||Hospital-acquired Legionnaires’ Disease (LD) is a bacterial pneumonia caused by the genus of Legionella. It is an opportunistic pathogen with the characteristic of widespread distribution in the environment. Its source of infection associates with potable water systems. Proactively culturing hospital water supply for Legionella as a strategy for prevention of nosocomial LD has been widely adopted in other countries. Nosocomial LDs has been hardly reported in Taiwan. In addition, environmental cultures of Legionella in potable water systems in hospitals have not been systematically implemented. Thus, the purpose of the research is to confirm if LD presents in the hospital in Taiwan, and developing risk management strategy in hospital-acquired LD. |
To practice one-year prospective surveillance program for LD, we choose a military hospital in Southern Taiwan, collecting the specimens from the nosocomial and community-acquired pneumonia patients for legionella investigations. In the meanwhile, we collect water samples for hospital epidemiological investigation every 3 months.
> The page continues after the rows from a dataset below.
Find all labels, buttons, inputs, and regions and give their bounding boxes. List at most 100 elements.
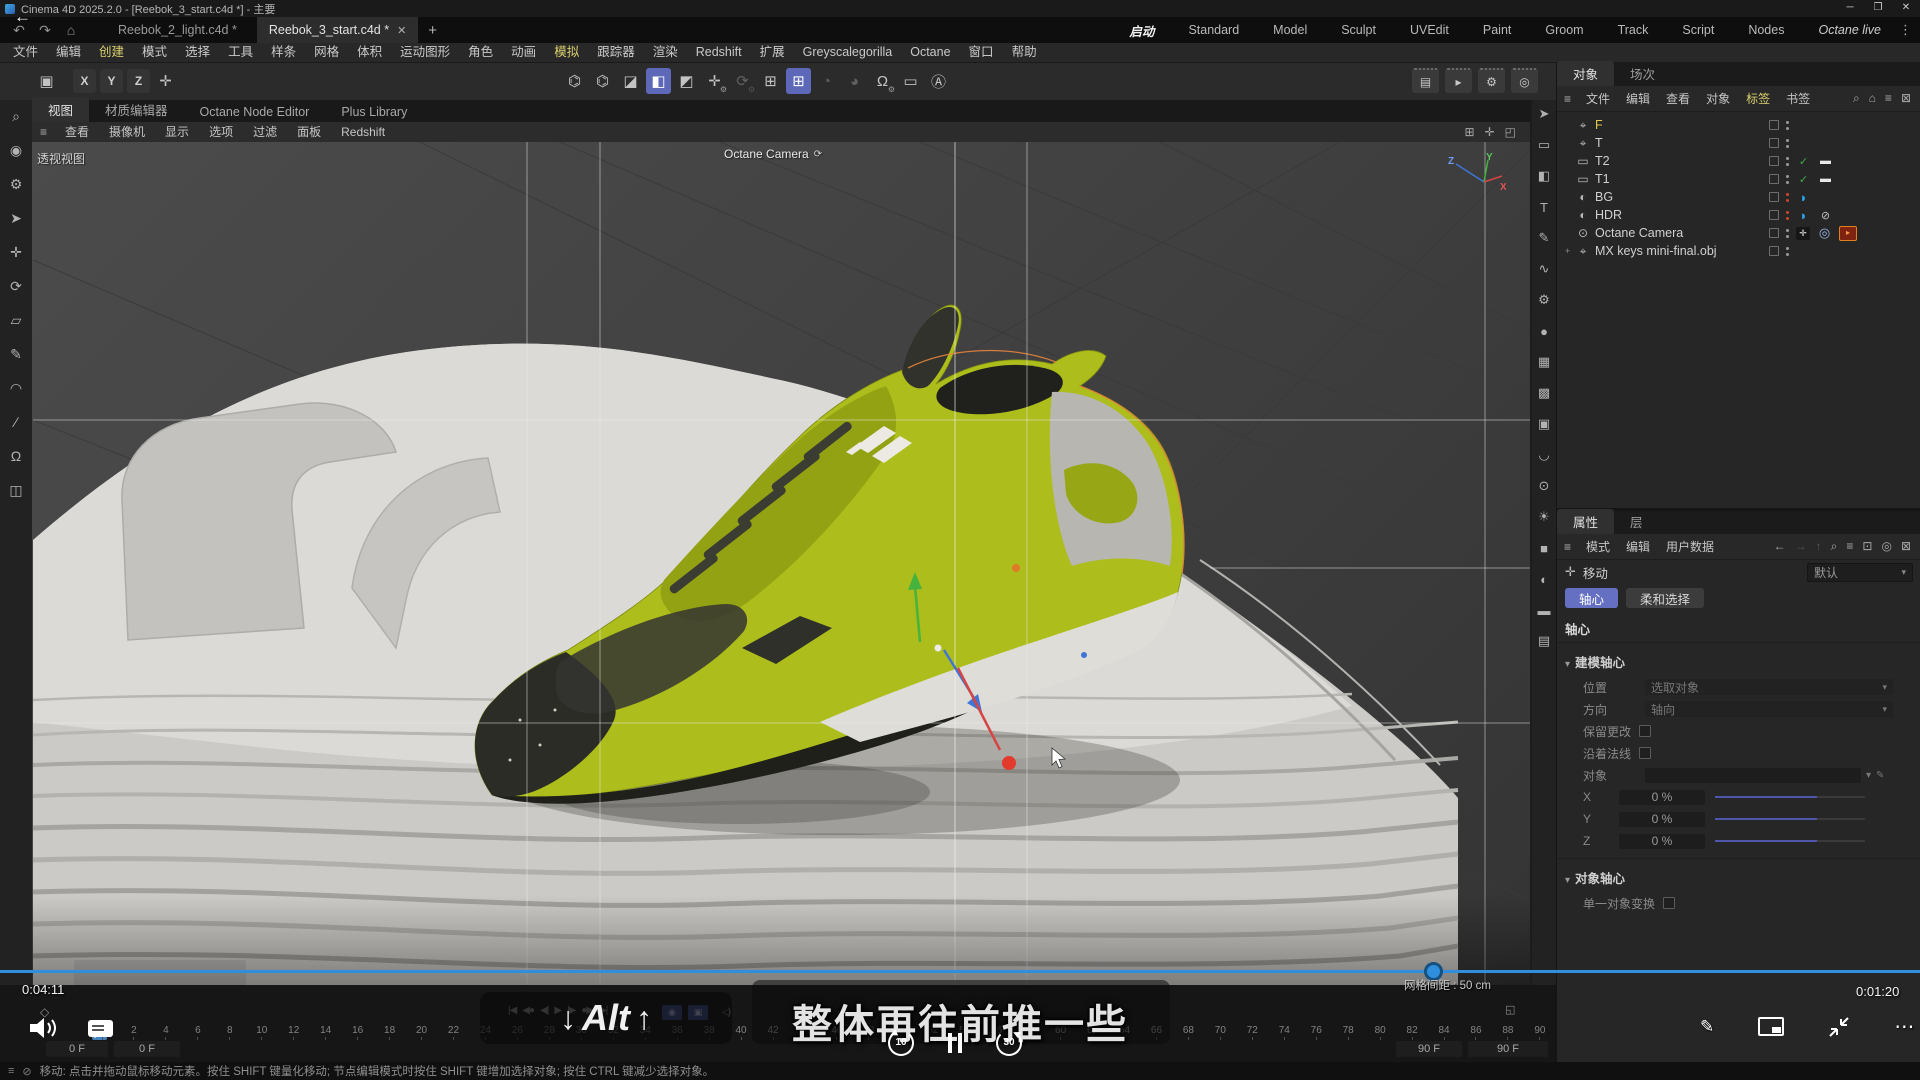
menu-item[interactable]: 窗口	[960, 43, 1003, 62]
filter-icon[interactable]: ≡	[1846, 539, 1853, 554]
visibility-dots[interactable]	[1786, 211, 1789, 214]
viewport-axis-icon[interactable]: ✛	[1485, 125, 1495, 139]
knife-tool-icon[interactable]: ∕	[5, 412, 27, 432]
axis-orientation-gizmo[interactable]: Z Y X	[1444, 152, 1506, 201]
deformer-icon[interactable]: ◡	[1534, 446, 1554, 464]
magnet-icon[interactable]: Ω ⚙	[870, 68, 895, 94]
percent-slider[interactable]	[1715, 818, 1865, 820]
layout-menu-item[interactable]: UVEdit	[1410, 23, 1449, 37]
menu-item[interactable]: 选择	[176, 43, 219, 62]
visibility-dots[interactable]	[1786, 193, 1789, 196]
activecam-tag-icon[interactable]: ▸	[1839, 226, 1857, 241]
menu-item[interactable]: 模拟	[545, 43, 588, 62]
back-icon[interactable]: ←	[1774, 539, 1786, 554]
lock-icon[interactable]: ⊡	[1862, 539, 1872, 554]
spline-icon[interactable]: ∿	[1534, 260, 1554, 278]
position-dropdown[interactable]: 选取对象 ▾	[1645, 679, 1893, 695]
soft-selection-tab-button[interactable]: 柔和选择	[1626, 588, 1704, 608]
axis-mode-icon[interactable]: ✛ ⚙	[702, 68, 727, 94]
menu-item[interactable]: 体积	[348, 43, 391, 62]
axis-tab-button[interactable]: 轴心	[1565, 588, 1618, 608]
object-row[interactable]: ▭T1✓▬	[1557, 170, 1920, 188]
object-manager-menu-item[interactable]: 文件	[1578, 90, 1618, 107]
chevron-down-icon[interactable]: ▾	[1866, 770, 1871, 781]
object-manager-menu-item[interactable]: 对象	[1698, 90, 1738, 107]
render-play-film-icon[interactable]: ▸	[1445, 68, 1472, 93]
up-icon[interactable]: ↑	[1816, 539, 1822, 554]
texture-mode-icon[interactable]: ◩	[674, 68, 699, 94]
menu-item[interactable]: 文件	[4, 43, 47, 62]
menu-item[interactable]: 扩展	[751, 43, 794, 62]
stage-icon[interactable]: ▤	[1534, 632, 1554, 650]
render-settings-film-icon[interactable]: ⚙	[1478, 68, 1505, 93]
object-manager-tab[interactable]: 对象	[1557, 61, 1614, 86]
object-row[interactable]: ◐BG◗	[1557, 188, 1920, 206]
workplane-box-icon[interactable]: ▭	[898, 68, 923, 94]
visibility-dots[interactable]	[1786, 175, 1789, 178]
attribute-manager-tab[interactable]: 属性	[1557, 509, 1614, 534]
axis-lock-button[interactable]: Z	[127, 69, 150, 93]
video-progress-bar[interactable]	[0, 970, 1920, 973]
viewport-menu-item[interactable]: 过滤	[243, 122, 287, 142]
subtitle-toggle-icon[interactable]	[88, 1020, 113, 1037]
forward-icon[interactable]: →	[1795, 539, 1807, 554]
menu-item[interactable]: 跟踪器	[588, 43, 644, 62]
render-view-icon[interactable]: ⌬	[562, 68, 587, 94]
picker-icon[interactable]: ✎	[1876, 770, 1884, 781]
camera-icon[interactable]: ⊙	[1534, 477, 1554, 495]
speaker-icon[interactable]	[28, 1016, 58, 1040]
filter-icon[interactable]: ≡	[1885, 91, 1892, 106]
interactive-render-icon[interactable]: ◎	[1511, 68, 1538, 93]
attribute-menu-item[interactable]: 编辑	[1618, 538, 1658, 555]
dock-tab[interactable]: 视图	[32, 97, 89, 122]
light-icon[interactable]: ☀	[1534, 508, 1554, 526]
menu-item[interactable]: 创建	[90, 43, 133, 62]
layout-more-icon[interactable]: ⋮	[1891, 22, 1920, 38]
percent-slider[interactable]	[1715, 840, 1865, 842]
move-tool-icon[interactable]: ✛	[5, 242, 27, 262]
menu-item[interactable]: 角色	[459, 43, 502, 62]
layout-menu-item[interactable]: Standard	[1188, 23, 1239, 37]
viewport-menu-item[interactable]: Redshift	[331, 122, 395, 142]
single-transform-checkbox[interactable]	[1663, 897, 1675, 909]
percent-input[interactable]: 0 %	[1619, 812, 1705, 827]
model-mode-icon[interactable]: ◧	[646, 68, 671, 94]
menu-item[interactable]: 运动图形	[391, 43, 459, 62]
object-manager-menu-item[interactable]: 编辑	[1618, 90, 1658, 107]
object-row[interactable]: ⊙Octane Camera✛◎▸	[1557, 224, 1920, 242]
minimize-button[interactable]: ─	[1836, 0, 1864, 17]
viewport-layout-icon[interactable]: ◰	[1505, 125, 1516, 139]
check-tag-icon[interactable]: ✓	[1796, 173, 1811, 186]
search-icon[interactable]: ⌕	[5, 106, 27, 126]
popout-icon[interactable]: ⊠	[1901, 539, 1911, 554]
magnet-tool-icon[interactable]: Ω	[5, 446, 27, 466]
rewind-10-button[interactable]: ◀ 10	[888, 1030, 914, 1056]
material-icon[interactable]: ■	[1534, 539, 1554, 557]
axis-lock-button[interactable]: Y	[100, 69, 123, 93]
burger-icon[interactable]: ≡	[32, 125, 55, 139]
camera-label[interactable]: Octane Camera ⟳	[724, 147, 822, 161]
array-icon[interactable]: ▣	[1534, 415, 1554, 433]
object-row[interactable]: ◐HDR◗⊘	[1557, 206, 1920, 224]
visibility-dots[interactable]	[1786, 139, 1789, 142]
start-frame-field[interactable]: 0 F	[46, 1041, 108, 1057]
layout-menu-item[interactable]: Script	[1682, 23, 1714, 37]
layout-menu-item[interactable]: Sculpt	[1341, 23, 1376, 37]
search-icon[interactable]: ⌕	[1831, 539, 1838, 554]
viewport-menu-item[interactable]: 摄像机	[99, 122, 155, 142]
visibility-dots[interactable]	[1786, 121, 1789, 124]
render-picture-viewer-icon[interactable]: ⌬	[590, 68, 615, 94]
menu-item[interactable]: 网格	[305, 43, 348, 62]
menu-item[interactable]: Greyscalegorilla	[794, 43, 902, 62]
viewport-menu-item[interactable]: 查看	[55, 122, 99, 142]
object-manager-menu-item[interactable]: 标签	[1738, 90, 1778, 107]
cursor-icon[interactable]: ➤	[1534, 105, 1554, 123]
document-tab[interactable]: Reebok_3_start.c4d * ✕	[257, 17, 418, 43]
home-icon[interactable]: ⌂	[58, 22, 84, 39]
object-row[interactable]: ⌖T	[1557, 134, 1920, 152]
attribute-manager-tab[interactable]: 层	[1614, 509, 1659, 534]
object-manager-menu-item[interactable]: 书签	[1778, 90, 1818, 107]
end-frame-field[interactable]: 90 F	[1396, 1041, 1462, 1057]
viewport-menu-item[interactable]: 显示	[155, 122, 199, 142]
keep-changes-checkbox[interactable]	[1639, 725, 1651, 737]
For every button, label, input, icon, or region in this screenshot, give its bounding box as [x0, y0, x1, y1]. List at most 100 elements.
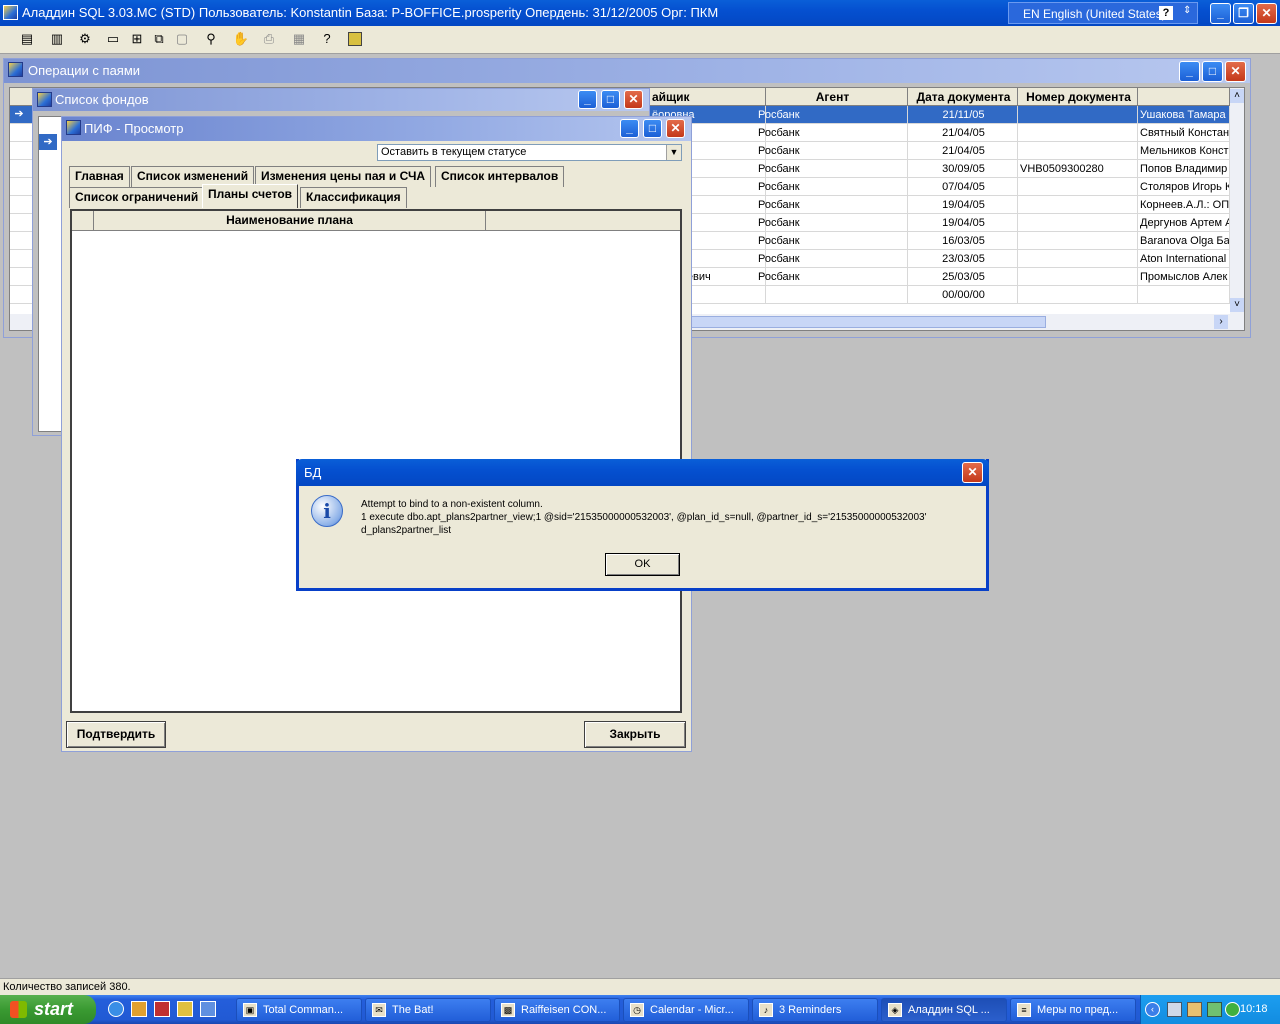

Isolated Legionella pneumophila is serotyped and analyzed by pulsed-field gel electrophoresis.
From Nov 1, 2006 to Oct 30, 2007, within 54 cases of nosocomial and 300 cases of community-acquired pneumonia, only one case of nosocomial LD was found. Environmental investigations detected L. pneumophila in 17(20.7%) of the 84 water samples, of which 82.4% (14/17) belonged to serogroup 1. The result demonstrated the infection source of the only positive case of nosocominal pneumonia is the potable water supply system of another hospital. In conclusion: 1. The infection source of nosocomial LD is the potable water supply system of the hospital. 2. The positive rate of distal outlets for L. pneumophila is a reasonable and reliable indicator in risk management for nosocomial LD. 3. Uncovered cases of nosocomial LD will be found in prospective clinical surveillance for LD. Suggestions: 1. Routine water-quality monitoring should be added in environmental water culture for L. pneumophila in the institution, such as hospital, nursing home, hotel, restaurant, SPA, swimming pool, hot spring, school, army, etc. 2. We advise that government health department carries out national surveillance for hospital water environment in determining the risk of hospital-acquired LD. 3. Education and training program need to be provided for medical staffs in the diagnostic skills of nosocomial LD to avoid misdiagnosing and delaying the treatment.